Based on that conflicting evidence, the Court denied both sides’ competing motions for summary judgment:

This evidence in the record creates a genuine dispute of material fact as to whether an investment in D&G fell within SLP’s line of business at the time that it was diverted, and whether SLP had an interest or expectation in D&G. The Court thus denies both motions for summary judgment as it relates only to this theory of breach of a fiduciary duty. In doing so, the Court recognizes that the determination of whether a corporate fiduciary has usurped a corporate opportunity is fact-intensive and turns on, inter alia, the ability of the corporation to make use of the opportunity and the company’s intent to do so.

Unlike Justice Schecter in Shatz, Judge Vyskocil, applying Delaware law, did not consider whether SLP’s interest in the D&G deal was “tangible” or otherwise justified.

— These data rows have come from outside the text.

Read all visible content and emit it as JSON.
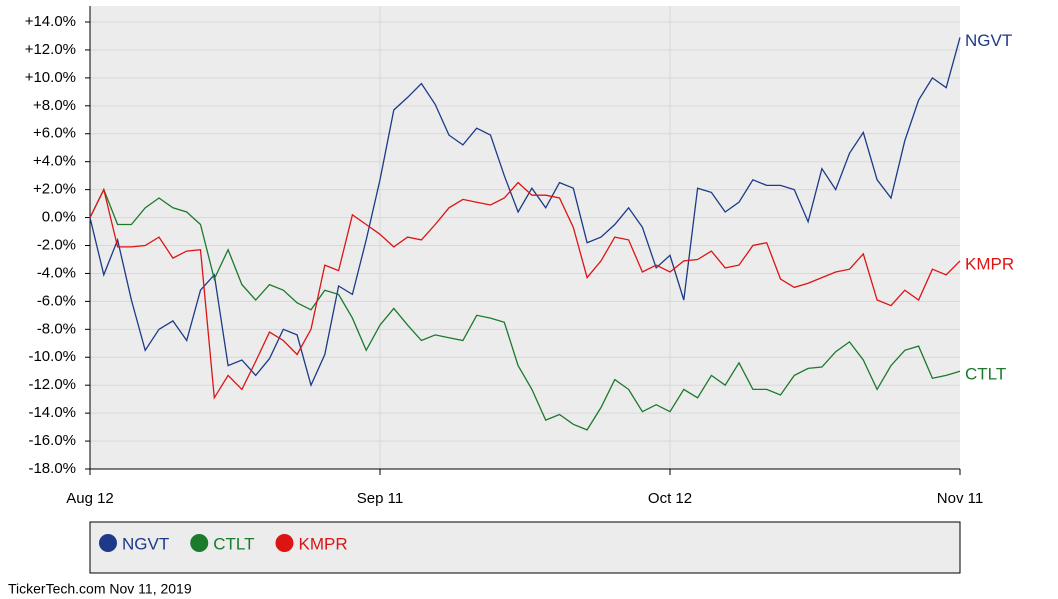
{
  "chart_data": {
    "type": "line",
    "footer": "TickerTech.com  Nov 11, 2019",
    "categories": [
      "Aug 12",
      null,
      null,
      null,
      null,
      null,
      null,
      null,
      null,
      null,
      null,
      null,
      null,
      null,
      null,
      null,
      null,
      null,
      null,
      null,
      null,
      "Sep 11",
      null,
      null,
      null,
      null,
      null,
      null,
      null,
      null,
      null,
      null,
      null,
      null,
      null,
      null,
      null,
      null,
      null,
      null,
      null,
      null,
      "Oct 12",
      null,
      null,
      null,
      null,
      null,
      null,
      null,
      null,
      null,
      null,
      null,
      null,
      null,
      null,
      null,
      null,
      null,
      null,
      null,
      null,
      "Nov 11"
    ],
    "series": [
      {
        "name": "NGVT",
        "color": "#1c3a87",
        "values": [
          0,
          -4.1,
          -1.6,
          -5.9,
          -9.5,
          -8,
          -7.4,
          -8.8,
          -5.2,
          -4.1,
          -10.6,
          -10.2,
          -11.3,
          -10.1,
          -8,
          -8.4,
          -12,
          -9.8,
          -4.9,
          -5.5,
          -1.6,
          2.7,
          7.7,
          8.6,
          9.6,
          8.1,
          5.9,
          5.2,
          6.4,
          5.9,
          3.0,
          0.4,
          2.1,
          0.7,
          2.5,
          2.1,
          -1.8,
          -1.4,
          -0.5,
          0.7,
          -0.7,
          -3.6,
          -2.7,
          -5.9,
          2.1,
          1.8,
          0.4,
          1.1,
          2.7,
          2.3,
          2.3,
          2.0,
          -0.3,
          3.5,
          2.0,
          4.6,
          6.1,
          2.7,
          1.4,
          5.5,
          8.4,
          10.0,
          9.3,
          12.9
        ]
      },
      {
        "name": "CTLT",
        "color": "#1b7a2b",
        "values": [
          0,
          2.0,
          -0.5,
          -0.5,
          0.7,
          1.4,
          0.7,
          0.4,
          -0.5,
          -4.4,
          -2.3,
          -4.8,
          -5.9,
          -4.8,
          -5.2,
          -6.1,
          -6.6,
          -5.2,
          -5.5,
          -7.2,
          -9.5,
          -7.7,
          -6.5,
          -7.7,
          -8.8,
          -8.4,
          -8.6,
          -8.8,
          -7.0,
          -7.2,
          -7.5,
          -10.6,
          -12.3,
          -14.5,
          -14.1,
          -14.8,
          -15.2,
          -13.6,
          -11.6,
          -12.3,
          -13.9,
          -13.4,
          -13.9,
          -12.3,
          -12.9,
          -11.3,
          -12.0,
          -10.4,
          -12.3,
          -12.3,
          -12.7,
          -11.3,
          -10.8,
          -10.7,
          -9.6,
          -8.9,
          -10.2,
          -12.3,
          -10.6,
          -9.5,
          -9.2,
          -11.5,
          -11.3,
          -11.0
        ]
      },
      {
        "name": "KMPR",
        "color": "#dd1414",
        "values": [
          0,
          2.0,
          -2.1,
          -2.1,
          -2.0,
          -1.4,
          -2.9,
          -2.4,
          -2.3,
          -12.9,
          -11.3,
          -12.3,
          -10.3,
          -8.2,
          -8.8,
          -9.8,
          -8.0,
          -3.4,
          -3.8,
          0.2,
          -0.5,
          -1.2,
          -2.1,
          -1.4,
          -1.6,
          -0.5,
          0.7,
          1.3,
          1.1,
          0.9,
          1.4,
          2.5,
          1.6,
          1.6,
          1.4,
          -0.7,
          -4.3,
          -3.1,
          -1.4,
          -1.6,
          -3.9,
          -3.4,
          -3.9,
          -3.1,
          -3.0,
          -2.4,
          -3.6,
          -3.4,
          -2.0,
          -1.8,
          -4.4,
          -5.0,
          -4.7,
          -4.3,
          -3.9,
          -3.7,
          -2.6,
          -5.9,
          -6.3,
          -5.2,
          -5.9,
          -3.7,
          -4.1,
          -3.1
        ]
      }
    ],
    "ylim": [
      -18,
      14
    ],
    "yticks": [
      {
        "value": 14,
        "label": "+14.0%"
      },
      {
        "value": 12,
        "label": "+12.0%"
      },
      {
        "value": 10,
        "label": "+10.0%"
      },
      {
        "value": 8,
        "label": "+8.0%"
      },
      {
        "value": 6,
        "label": "+6.0%"
      },
      {
        "value": 4,
        "label": "+4.0%"
      },
      {
        "value": 2,
        "label": "+2.0%"
      },
      {
        "value": 0,
        "label": "0.0%"
      },
      {
        "value": -2,
        "label": "-2.0%"
      },
      {
        "value": -4,
        "label": "-4.0%"
      },
      {
        "value": -6,
        "label": "-6.0%"
      },
      {
        "value": -8,
        "label": "-8.0%"
      },
      {
        "value": -10,
        "label": "-10.0%"
      },
      {
        "value": -12,
        "label": "-12.0%"
      },
      {
        "value": -14,
        "label": "-14.0%"
      },
      {
        "value": -16,
        "label": "-16.0%"
      },
      {
        "value": -18,
        "label": "-18.0%"
      }
    ],
    "grid": true,
    "legend": "bottom"
  }
}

Nor did she consider whether Kulick personally profited from bringing the D&G deal to Beacon. The fact that Kulick brought to Beacon an investment opportunity in the same field as SLP—real estate in the Southeastern United States—was sufficient to defeat summary judgment.

Practical Considerations

As is often the case in LLCs, a carefully drafted operating agreement can refine the contours of the corporate opportunity doctrine in any potential dispute. For instance, a specific purpose clause will help to determine whether an opportunity was truly within the business of the LLC. The operating agreement might also expressly give a member certain rights to pursue opportunities independently or broad discretion to select (and, consequently, reject) opportunities on behalf of the company.

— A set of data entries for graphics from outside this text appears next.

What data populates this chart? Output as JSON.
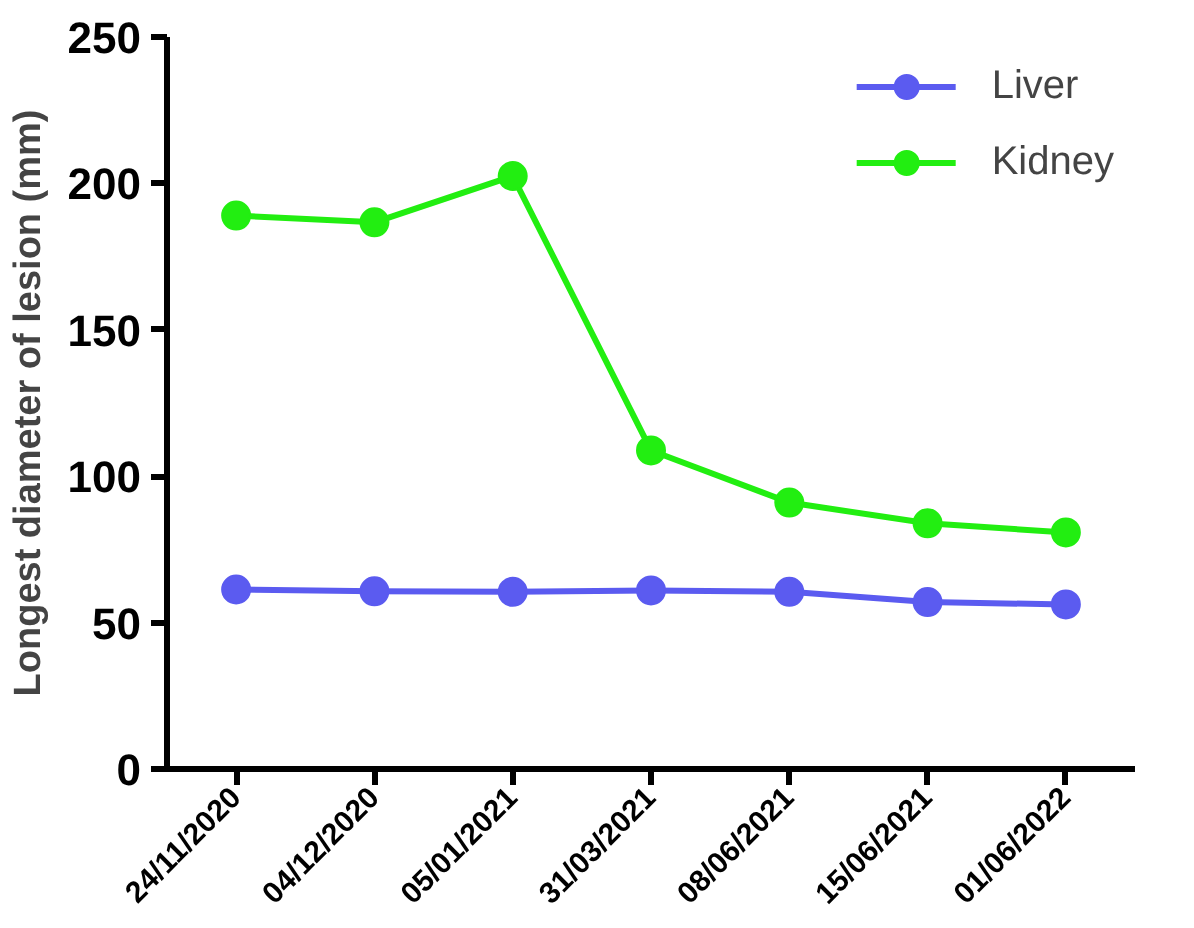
{
  "chart_data": {
    "type": "line",
    "ylabel": "Longest diameter of lesion (mm)",
    "categories": [
      "24/11/2020",
      "04/12/2020",
      "05/01/2021",
      "31/03/2021",
      "08/06/2021",
      "15/06/2021",
      "01/06/2022"
    ],
    "series": [
      {
        "name": "Liver",
        "color": "#5b5bf0",
        "values": [
          61.3,
          60.7,
          60.5,
          61,
          60.5,
          57,
          56.2
        ]
      },
      {
        "name": "Kidney",
        "color": "#22ee11",
        "values": [
          189,
          186.7,
          202.5,
          108.8,
          91,
          83.9,
          80.8
        ]
      }
    ],
    "ylim": [
      0,
      250
    ],
    "yticks": [
      0,
      50,
      100,
      150,
      200,
      250
    ],
    "grid": false,
    "legend": "top right",
    "marker": "circle",
    "line_style": "solid"
  }
}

But even with a carefully drafted operating agreement, the corporate opportunity doctrine is sure to remain an oft-invoked claim in business divorce litigation. As the above cases demonstrate, counsel considering bringing such a claim should be prepared for a deeply factual inquiry concerning the extent of the company’s expectancy in the opportunity, and in cases applying New York law, whether the fiduciary personally profited from the opportunity allegedly usurped.